Приведем теорию конфликта Й. Галтунга, норвежского исследователя проблем мира и насилия. Он ввел понятие «треугольник насилия», в котором есть «видимая часть» (насильственное поведение, прямое насилие) и «невидимая часть». Последняя включает культурные установки и убеждения и структурную часть – противоречия, формируемые социальной структурой.
Насилие называется прямым, если оно кем-то осуществляется. Единичные акты прямого насилия исходят из политических решений и экономических сделок. Политические и экономические структуры взаимно определяют друг друга. Но за ними – культура, которая легитимизирует одни действия и делегитимизирует другие.
Внутри человеческих обществ есть непрямое ненамеренное внутреннее насилие, которое проявляется на уровне личности. Культурное насилие – совокупность мифов, толкований побед и поражений и всего того, что служит оправданию прямого насилия. Оно отличается использованием стереотипов, ярлыков, дегуманизирующих врага (сравнение с животными, болезнями, дьяволом) и характерной для конфликта поляризацией (кто не с нами, тот против нас). Даже мнение о полезности насилия, по мнению Галтунга, само по себе порождает культуру насилия, отрицание мысли о том, что социальные структуры могут быть изменены только насилием. Это становится тезисом культуры насилия. Выход из этой культуры, по мнению Галтунга, заключается в демократии, политике ненасилия, культуре мира, диалоге и пр.

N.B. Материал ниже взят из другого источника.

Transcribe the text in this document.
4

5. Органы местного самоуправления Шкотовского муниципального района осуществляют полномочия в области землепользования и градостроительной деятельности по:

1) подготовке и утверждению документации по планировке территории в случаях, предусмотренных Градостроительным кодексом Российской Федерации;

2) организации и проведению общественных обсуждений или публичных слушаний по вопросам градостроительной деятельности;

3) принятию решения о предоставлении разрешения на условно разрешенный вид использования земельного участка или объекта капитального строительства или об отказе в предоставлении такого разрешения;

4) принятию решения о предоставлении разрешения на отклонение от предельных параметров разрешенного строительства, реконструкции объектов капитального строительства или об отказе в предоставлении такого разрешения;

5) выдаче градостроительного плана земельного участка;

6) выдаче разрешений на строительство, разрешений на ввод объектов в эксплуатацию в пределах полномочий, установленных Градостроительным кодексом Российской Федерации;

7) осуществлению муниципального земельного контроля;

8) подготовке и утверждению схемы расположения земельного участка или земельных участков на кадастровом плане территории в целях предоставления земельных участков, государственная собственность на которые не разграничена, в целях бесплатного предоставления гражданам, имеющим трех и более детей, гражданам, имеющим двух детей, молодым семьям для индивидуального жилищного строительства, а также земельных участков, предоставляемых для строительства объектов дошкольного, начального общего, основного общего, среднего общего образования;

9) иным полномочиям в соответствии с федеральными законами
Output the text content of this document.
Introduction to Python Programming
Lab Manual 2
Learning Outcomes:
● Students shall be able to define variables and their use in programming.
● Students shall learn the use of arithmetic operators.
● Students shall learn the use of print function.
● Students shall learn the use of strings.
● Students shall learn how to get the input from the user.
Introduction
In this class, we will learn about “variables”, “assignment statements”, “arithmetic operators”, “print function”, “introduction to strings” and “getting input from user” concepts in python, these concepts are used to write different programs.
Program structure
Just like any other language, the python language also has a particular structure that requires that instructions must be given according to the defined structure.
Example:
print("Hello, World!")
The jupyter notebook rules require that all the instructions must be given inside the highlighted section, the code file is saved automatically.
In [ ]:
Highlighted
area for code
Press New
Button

Структурное насилие – совокупность всех столкновений, встроенных в социальные и мировые структуры, может делать насилие внутренне присущим обществу. Оно проявляется в форме социального неравенства, стратификации, гендерной дискриминации, иерархии, милитаризации, неравного доступа к образованию, неадекватного распределения услуг здравоохранения, рабочих мест, властных позиций. Но это насилие не ведет к преодолению бедности, бесправию. Напротив, из-за него у людей возникает ощущение безысходности, невозможности разорвать порочный круг, мнение, что структуры насилия могут быть сменены только насилием. Но, как уже было отмечено, Галтунг показывает, что каждое насилие может привести к новым насильственным проявлениям социальных структур и усилит столкновения и войны.
Непрямое – структурное насилие зависит не от мнений, а от самой социальной структуры (отношений между людьми, обществами, группами, союзами, регионами). Непрямое насилие исходит из объективных структурных отношений в обществе. Две основные формы внешнего структурного насилия хорошо известны из политики и экономики – репрессия (подавление) и эксплуатация. Они не обязательно намеренны.

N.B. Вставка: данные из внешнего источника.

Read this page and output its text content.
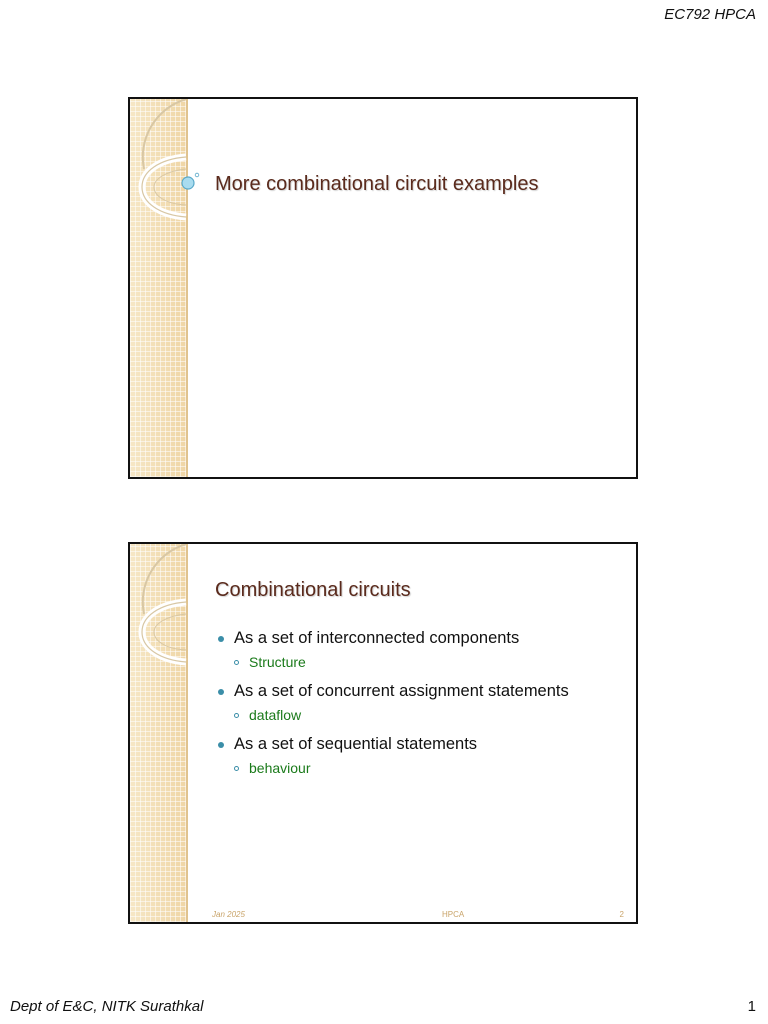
EC792 HPCA
More combinational circuit examples
Combinational circuits
As a set of interconnected components
Structure
As a set of concurrent assignment statements
dataflow
As a set of sequential statements
behaviour
Jan 2025	HPCA	2
Dept of E&C, NITK Surathkal	1
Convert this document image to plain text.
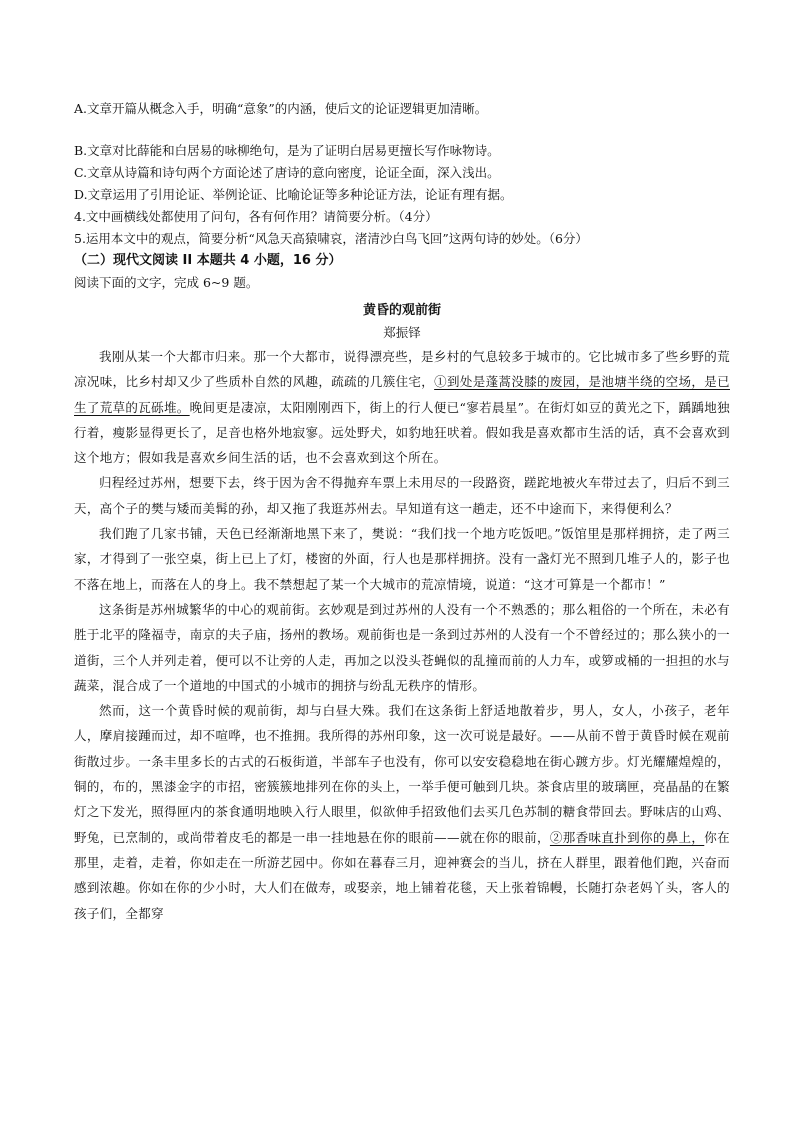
A.文章开篇从概念入手，明确“意象”的内涵，使后文的论证逻辑更加清晰。

B.文章对比薛能和白居易的咏柳绝句，是为了证明白居易更擅长写作咏物诗。

C.文章从诗篇和诗句两个方面论述了唐诗的意向密度，论证全面，深入浅出。

D.文章运用了引用论证、举例论证、比喻论证等多种论证方法，论证有理有据。

4.文中画横线处都使用了问句，各有何作用？请简要分析。（4分）

5.运用本文中的观点，简要分析“风急天高猿啸哀，渚清沙白鸟飞回”这两句诗的妙处。（6分）

（二）现代文阅读 II 本题共 4 小题，16 分）

阅读下面的文字，完成 6~9 题。

黄昏的观前街

郑振铎

我刚从某一个大都市归来。那一个大都市，说得漂亮些，是乡村的气息较多于城市的。它比城市多了些乡野的荒凉况味，比乡村却又少了些质朴自然的风趣，疏疏的几簇住宅，①到处是蓬蒿没膝的废园，是池塘半绕的空场，是已生了荒草的瓦砾堆。晚间更是凄凉，太阳刚刚西下，街上的行人便已“寥若晨星”。在街灯如豆的黄光之下，踽踽地独行着，瘦影显得更长了，足音也格外地寂寥。远处野犬，如豹地狂吠着。假如我是喜欢都市生活的话，真不会喜欢到这个地方；假如我是喜欢乡间生活的话，也不会喜欢到这个所在。

归程经过苏州，想要下去，终于因为舍不得抛弃车票上未用尽的一段路资，蹉跎地被火车带过去了，归后不到三天，高个子的樊与矮而美髯的孙，却又拖了我逛苏州去。早知道有这一趟走，还不中途而下，来得便利么？

我们跑了几家书铺，天色已经渐渐地黑下来了，樊说：“我们找一个地方吃饭吧。”饭馆里是那样拥挤，走了两三家，才得到了一张空桌，街上已上了灯，楼窗的外面，行人也是那样拥挤。没有一盏灯光不照到几堆子人的，影子也不落在地上，而落在人的身上。我不禁想起了某一个大城市的荒凉情境，说道：“这才可算是一个都市！”

这条街是苏州城繁华的中心的观前街。玄妙观是到过苏州的人没有一个不熟悉的；那么粗俗的一个所在，未必有胜于北平的隆福寺，南京的夫子庙，扬州的教场。观前街也是一条到过苏州的人没有一个不曾经过的；那么狭小的一道街，三个人并列走着，便可以不让旁的人走，再加之以没头苍蝇似的乱撞而前的人力车，或箩或桶的一担担的水与蔬菜，混合成了一个道地的中国式的小城市的拥挤与纷乱无秩序的情形。

然而，这一个黄昏时候的观前街，却与白昼大殊。我们在这条街上舒适地散着步，男人，女人，小孩子，老年人，摩肩接踵而过，却不喧哗，也不推拥。我所得的苏州印象，这一次可说是最好。——从前不曾于黄昏时候在观前街散过步。一条丰里多长的古式的石板街道，半部车子也没有，你可以安安稳稳地在街心踱方步。灯光耀耀煌煌的，铜的，布的，黑漆金字的市招，密簇簇地排列在你的头上，一举手便可触到几块。茶食店里的玻璃匣，亮晶晶的在繁灯之下发光，照得匣内的茶食通明地映入行人眼里，似欲伸手招致他们去买几色苏制的糖食带回去。野味店的山鸡、野兔，已烹制的，或尚带着皮毛的都是一串一挂地悬在你的眼前——就在你的眼前，②那香味直扑到你的鼻上，你在那里，走着，走着，你如走在一所游艺园中。你如在暮春三月，迎神赛会的当儿，挤在人群里，跟着他们跑，兴奋而感到浓趣。你如在你的少小时，大人们在做寿，或娶亲，地上铺着花毯，天上张着锦幔，长随打杂老妈丫头，客人的孩子们，全都穿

За всем этим стоит культурное насилие: все символические системы – религиозная, идеологическая, языковая, научная, правовая, СМИ, образовательная – выполняют функцию легитимизации прямого и структурного насилия.
В действительности мы имеем дело с насилием в культуре, политике, экономике и затем с прямым насилием. Все они важны, особенно важна культура.
Позиция Галтунга интересна подчеркиванием однонаправленной причинной связи в движении от культуры к политике и экономике и только затем к военному столкновению, а не наоборот. Таким образом, основное каузальное направление для насилия – от культуры через социальные структуры к прямому насилию.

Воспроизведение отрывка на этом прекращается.